Le tribunal dispose d’éléments suffisants pour fixer à 4000,00 euros les préjudices en résultant.
Sur les autres demandes
Sur les dépens
Selon l’article 696 du code de procédure civile la partie perdante est condamnée aux dépens, à moins que le juge, par décision motivée, n’en mette la totalité ou une fraction à la charge d’une autre partie.
En l’espèce, il convient de dire que M. [L] [J], succombant à l’instance, supportera la charge des dépens.
Sur les frais irrépétibles
L’article 700 du code de procédure civile dispose que le juge condamne la partie tenue aux dépens ou qui perd son procès à payer à l’autre partie la somme qu’il détermine, au titre des frais exposés et non compris dans les dépens. Dans tous les cas, le juge tient compte de l’équité ou de la situation économique de la partie condamnée. Il peut, même d’office, pour des raisons tirées des mêmes considérations, dire qu’il n’y a pas lieu à cette condamnation.
Il convient, en l’espèce de condamner M. [L] [J] à payer à Mme [K] [H] la somme de 2400,00 euros TTC au titre de ses frais irrépétibles
Sur l’exécution provisoire
Aux termes de l’article 514 du code de procédure civile : « les décisions de première instance sont exécutoires à titre provisoire à moins que la loi ou la décision rendue n’en dispose autrement. »
Aucun élément de l’espèce ne justifie qu’il soit dérogé au principe de l’exécution provisoire de droit de la présente décision.
PAR CES MOTIFS
Le tribunal, statuant en premier ressort par jugement contradictoire rendu par mise à disposition au greffe,
DECLARE M. [L] [J] entièrement responsable des préjudices subis par Mme [K] [H] ;
CONDAMNE M. [L] [J] à payer à Mme [K] [H] les sommes de :
942,13 euros en remboursement de la prothèse défectueuse ;300,00 euros en remboursement de ses frais de déplacement ;4000,00 euros au titre des troubles dans les conditions d’existence de Mme [K] [H].

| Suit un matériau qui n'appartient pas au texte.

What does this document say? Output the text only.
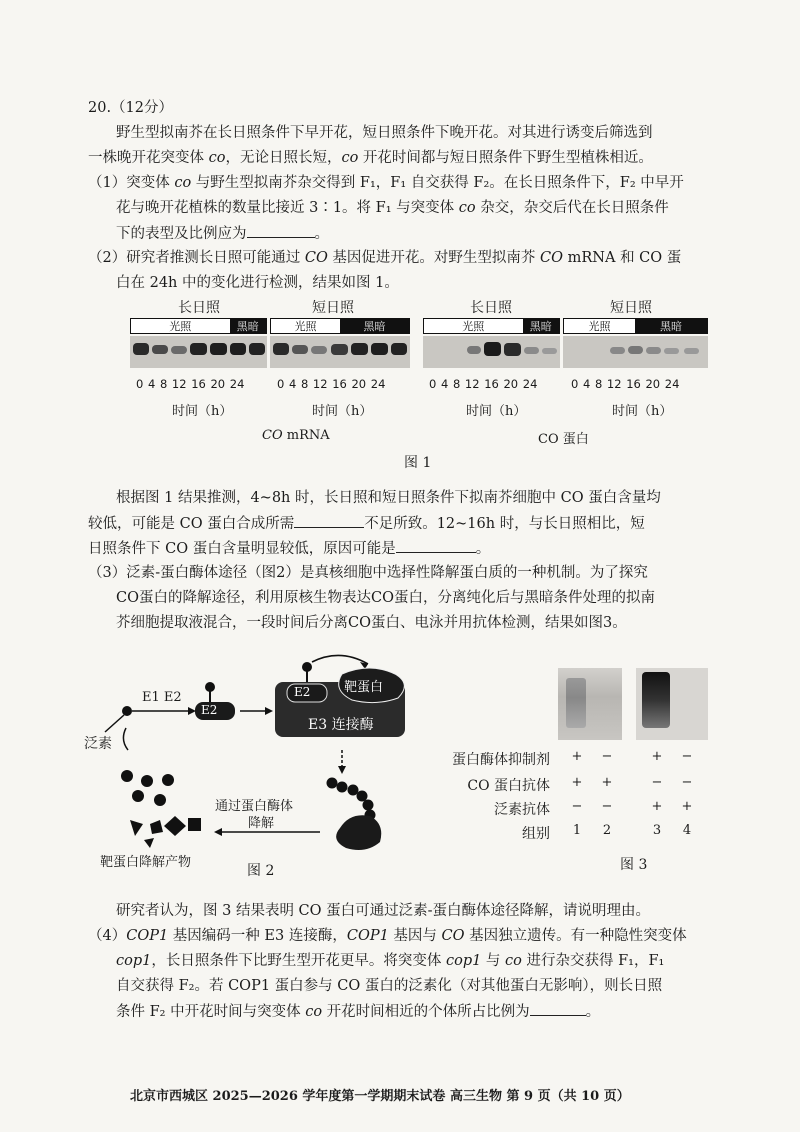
20.（12分）
野生型拟南芥在长日照条件下早开花，短日照条件下晚开花。对其进行诱变后筛选到
一株晚开花突变体 co，无论日照长短，co 开花时间都与短日照条件下野生型植株相近。
（1）突变体 co 与野生型拟南芥杂交得到 F₁，F₁ 自交获得 F₂。在长日照条件下，F₂ 中早开
花与晚开花植株的数量比接近 3∶1。将 F₁ 与突变体 co 杂交，杂交后代在长日照条件
下的表型及比例应为	。
（2）研究者推测长日照可能通过 CO 基因促进开花。对野生型拟南芥 CO mRNA 和 CO 蛋
白在 24h 中的变化进行检测，结果如图 1。
长日照	短日照	长日照	短日照
光照	黑暗	光照	黑暗	光照	黑暗	光照	黑暗
0 4 8 12 16 20 24	0 4 8 12 16 20 24	0 4 8 12 16 20 24	0 4 8 12 16 20 24
时间（h）	时间（h）	时间（h）	时间（h）
CO mRNA	CO 蛋白
图 1
根据图 1 结果推测，4~8h 时，长日照和短日照条件下拟南芥细胞中 CO 蛋白含量均
较低，可能是 CO 蛋白合成所需	不足所致。12~16h 时，与长日照相比，短
日照条件下 CO 蛋白含量明显较低，原因可能是	。
（3）泛素-蛋白酶体途径（图2）是真核细胞中选择性降解蛋白质的一种机制。为了探究
CO蛋白的降解途径，利用原核生物表达CO蛋白，分离纯化后与黑暗条件处理的拟南
芥细胞提取液混合，一段时间后分离CO蛋白、电泳并用抗体检测，结果如图3。
E1 E2
E2
E2	靶蛋白
E3 连接酶
泛素
通过蛋白酶体
降解
靶蛋白降解产物
图 2
蛋白酶体抑制剂 + −	+ −
CO 蛋白抗体 + +	− −
泛素抗体 − −	+ +
组别 1 2	3 4
图 3
研究者认为，图 3 结果表明 CO 蛋白可通过泛素-蛋白酶体途径降解，请说明理由。
（4）COP1 基因编码一种 E3 连接酶，COP1 基因与 CO 基因独立遗传。有一种隐性突变体
cop1，长日照条件下比野生型开花更早。将突变体 cop1 与 co 进行杂交获得 F₁，F₁
自交获得 F₂。若 COP1 蛋白参与 CO 蛋白的泛素化（对其他蛋白无影响），则长日照
条件 F₂ 中开花时间与突变体 co 开花时间相近的个体所占比例为	。
北京市西城区 2025—2026 学年度第一学期期末试卷 高三生物 第 9 页（共 10 页）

CONDAMNE M. [L] [J] aux dépens.
CONDAMNE M. [L] [J] à payer à Mme [K] [H] la somme de 2400,00 euros TTC au titre de l’article 700 du code de procédure civile.
REJETTE toutes autres demandes des parties ;
RAPPELLE que les décisions de première instance sont de droit exécutoires à titre provisoire.
Ainsi jugé et mis à disposition le 24 avril 2025.